Muda, medio sorda, desobediente y antipática, la Estirá gobernaba la casa sin que se notara cómo lo hacía; la ordenaba y limpiaba; cocinaba y atendía el corral. Pero, hada o bruja, tenía el don de la desaparición y nunca se la encontraba cuando se la buscaba. Tal vez el pequeño Lucio, por una vez, hubiese tenido suerte y la vieja estuviese ya preparando el cuarto donde iba a hospedarse el inspector durante algunos días.
***
Muy distinto de carácter, don Aurelio, el regidor, mayordomo o alcalde de La Duda, era un hombre tan convencido de que al día siguiente saldría otra vez el sol que a todas horas se mostraba campechano y dicharachero, pausado en el hablar y con un vocabulario peculiar formado por palabras reales y otras que mezclaba de dos idiomas o que sencillamente se inventaba, pero que expresaban con aceptable coherencia lo que quería decir. Hablaba un castellano bastante correcto, entreverado con palabras portuguesas y otras a las que daba sentido con una personal mezcolanza de ambas lenguas. Cuando el inspector Salcedo le preguntaba por el significado de algún vocablo o expresión que le resultaba incomprensible, él explicaba que en el pueblo pervivía una especie de dialecto local que había atravesado el tartamudeo de los tiempos, asegurando a continuación que aquella manera de hablar era la que forjaba la identidad de una comunidad que llevaba siglos dando la espalda a la inutilidad de las fronteras que habían decidido los hombres, porque si el sol y el jabalí no las necesitaban, y si la lluvia no miraba dónde desplomarse para dar de beber a la tierra, en ese pueblo no iban a ser menos e ignorarse los vecinos entre ellos por haber nacido un palmo más allá o acá de un río que solo era tributario del Tajo, no de los ministerios gubernamentales de Lisboa o de Madrid.

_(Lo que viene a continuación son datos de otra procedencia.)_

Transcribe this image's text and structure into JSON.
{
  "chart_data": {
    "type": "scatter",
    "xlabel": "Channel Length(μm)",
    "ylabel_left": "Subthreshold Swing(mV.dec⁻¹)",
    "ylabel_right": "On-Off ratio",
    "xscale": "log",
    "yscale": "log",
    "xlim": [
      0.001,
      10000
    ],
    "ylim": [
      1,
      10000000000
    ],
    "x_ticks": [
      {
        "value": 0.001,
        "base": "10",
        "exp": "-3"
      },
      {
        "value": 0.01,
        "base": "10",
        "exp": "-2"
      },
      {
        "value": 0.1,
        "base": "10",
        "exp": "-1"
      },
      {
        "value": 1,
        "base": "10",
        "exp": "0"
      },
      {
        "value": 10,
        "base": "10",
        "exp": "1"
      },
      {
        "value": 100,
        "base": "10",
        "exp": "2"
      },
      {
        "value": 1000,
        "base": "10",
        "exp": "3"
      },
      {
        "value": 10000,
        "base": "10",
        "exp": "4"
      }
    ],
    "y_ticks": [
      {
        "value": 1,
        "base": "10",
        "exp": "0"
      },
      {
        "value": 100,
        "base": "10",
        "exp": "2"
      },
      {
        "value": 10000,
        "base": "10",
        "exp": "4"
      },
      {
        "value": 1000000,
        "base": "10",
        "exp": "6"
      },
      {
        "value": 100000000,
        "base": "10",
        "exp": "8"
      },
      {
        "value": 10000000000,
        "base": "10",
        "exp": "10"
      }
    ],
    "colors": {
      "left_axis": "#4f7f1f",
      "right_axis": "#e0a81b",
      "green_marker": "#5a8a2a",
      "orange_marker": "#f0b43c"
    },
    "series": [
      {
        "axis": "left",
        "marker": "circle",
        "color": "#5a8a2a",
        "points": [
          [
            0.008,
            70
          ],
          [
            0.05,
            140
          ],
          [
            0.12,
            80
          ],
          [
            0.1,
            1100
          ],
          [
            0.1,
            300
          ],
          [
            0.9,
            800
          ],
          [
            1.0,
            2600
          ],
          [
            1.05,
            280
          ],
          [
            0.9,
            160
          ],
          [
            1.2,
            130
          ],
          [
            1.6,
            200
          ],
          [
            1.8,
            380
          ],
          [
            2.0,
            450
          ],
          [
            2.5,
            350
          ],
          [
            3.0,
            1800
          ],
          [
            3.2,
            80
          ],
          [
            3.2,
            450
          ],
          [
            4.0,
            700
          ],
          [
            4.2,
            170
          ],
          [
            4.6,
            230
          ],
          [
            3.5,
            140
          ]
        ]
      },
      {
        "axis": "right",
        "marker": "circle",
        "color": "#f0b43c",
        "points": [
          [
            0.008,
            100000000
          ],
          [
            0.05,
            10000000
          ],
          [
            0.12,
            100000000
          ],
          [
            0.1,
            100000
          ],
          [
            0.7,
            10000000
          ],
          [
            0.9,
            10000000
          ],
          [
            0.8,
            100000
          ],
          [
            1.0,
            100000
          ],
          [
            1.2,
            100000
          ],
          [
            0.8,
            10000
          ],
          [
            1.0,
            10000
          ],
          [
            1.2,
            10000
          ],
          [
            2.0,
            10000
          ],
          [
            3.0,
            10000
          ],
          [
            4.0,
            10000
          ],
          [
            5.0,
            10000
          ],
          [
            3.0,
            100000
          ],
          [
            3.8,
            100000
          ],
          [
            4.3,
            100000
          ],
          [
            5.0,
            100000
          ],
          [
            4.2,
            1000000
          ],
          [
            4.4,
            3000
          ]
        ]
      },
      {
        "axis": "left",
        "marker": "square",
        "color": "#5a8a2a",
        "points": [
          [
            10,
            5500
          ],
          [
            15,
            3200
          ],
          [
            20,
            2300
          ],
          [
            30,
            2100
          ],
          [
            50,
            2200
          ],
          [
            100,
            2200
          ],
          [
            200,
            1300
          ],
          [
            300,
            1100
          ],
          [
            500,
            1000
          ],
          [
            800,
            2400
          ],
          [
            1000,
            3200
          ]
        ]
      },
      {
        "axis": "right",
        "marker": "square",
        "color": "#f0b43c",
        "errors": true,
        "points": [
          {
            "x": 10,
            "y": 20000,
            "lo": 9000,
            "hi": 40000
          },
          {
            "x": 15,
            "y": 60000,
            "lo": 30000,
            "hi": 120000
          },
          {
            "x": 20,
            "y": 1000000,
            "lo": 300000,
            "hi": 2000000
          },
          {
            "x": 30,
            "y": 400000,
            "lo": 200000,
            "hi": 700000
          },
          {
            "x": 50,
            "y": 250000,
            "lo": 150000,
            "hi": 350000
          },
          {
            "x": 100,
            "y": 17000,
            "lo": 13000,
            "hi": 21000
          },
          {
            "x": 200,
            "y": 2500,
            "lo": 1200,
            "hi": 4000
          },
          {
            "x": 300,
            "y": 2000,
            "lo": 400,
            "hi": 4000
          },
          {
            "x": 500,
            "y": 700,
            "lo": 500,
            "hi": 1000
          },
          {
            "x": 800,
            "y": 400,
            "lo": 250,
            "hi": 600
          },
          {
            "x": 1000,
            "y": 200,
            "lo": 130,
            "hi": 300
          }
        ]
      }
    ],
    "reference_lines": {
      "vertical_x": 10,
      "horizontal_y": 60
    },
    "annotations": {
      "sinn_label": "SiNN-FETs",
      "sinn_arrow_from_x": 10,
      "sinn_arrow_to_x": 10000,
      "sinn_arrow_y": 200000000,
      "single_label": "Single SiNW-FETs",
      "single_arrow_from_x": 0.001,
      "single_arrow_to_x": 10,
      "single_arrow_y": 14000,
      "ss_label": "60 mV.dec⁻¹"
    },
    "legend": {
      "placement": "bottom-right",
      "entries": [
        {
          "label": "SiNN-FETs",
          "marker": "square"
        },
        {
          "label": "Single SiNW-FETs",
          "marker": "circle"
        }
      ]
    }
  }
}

Salcedo le preguntó intrigado qué era él en realidad y a qué formación política representaba en el pueblo. Y don Aurelio, sin pensarlo, cerró la cuestión con la contundencia de un aguacero:
—Soy uno de los mayordomos, inspector. Solo eso. Y mi partido es el que usted quiera, que aquí no tenemos de eso. Además, ¿cómo vamos a tener un partido si ni siquiera sabemos cuál es nuestro país?
El inspector oyó la respuesta pero no estuvo seguro de haberla comprendido. Arrugó los ojos con la mano detenida en el aire camino de la boca, a donde se llevaba el cigarrillo, y aseguró:
—La Duda es un municipio de España, señor alcalde.
—¿Seguro? —respondió socarrón don Aurelio.
—¡Desde luego! —reafirmó Salcedo.
Entonces el regidor tomó aire, se secó el sudor de la frente con un guiñapo arrugado que sacó de la trasera del pantalón y le explicó la verdadera situación al recién llegado, anunciándole que lo hacía para que tomara buena nota.
Habló despacio, explayándose en grandes detalles, acerca de la historia de su pueblo, de la extraña ubicación de las casas distribuidas a ambos lados de ese riachuelo que jugaba a ser frontera y, sobre todo, de la normalidad tradicional que ahora había sido gravemente alterada por la dictadura portuguesa sin que a Madrid le hubiese importado un comino.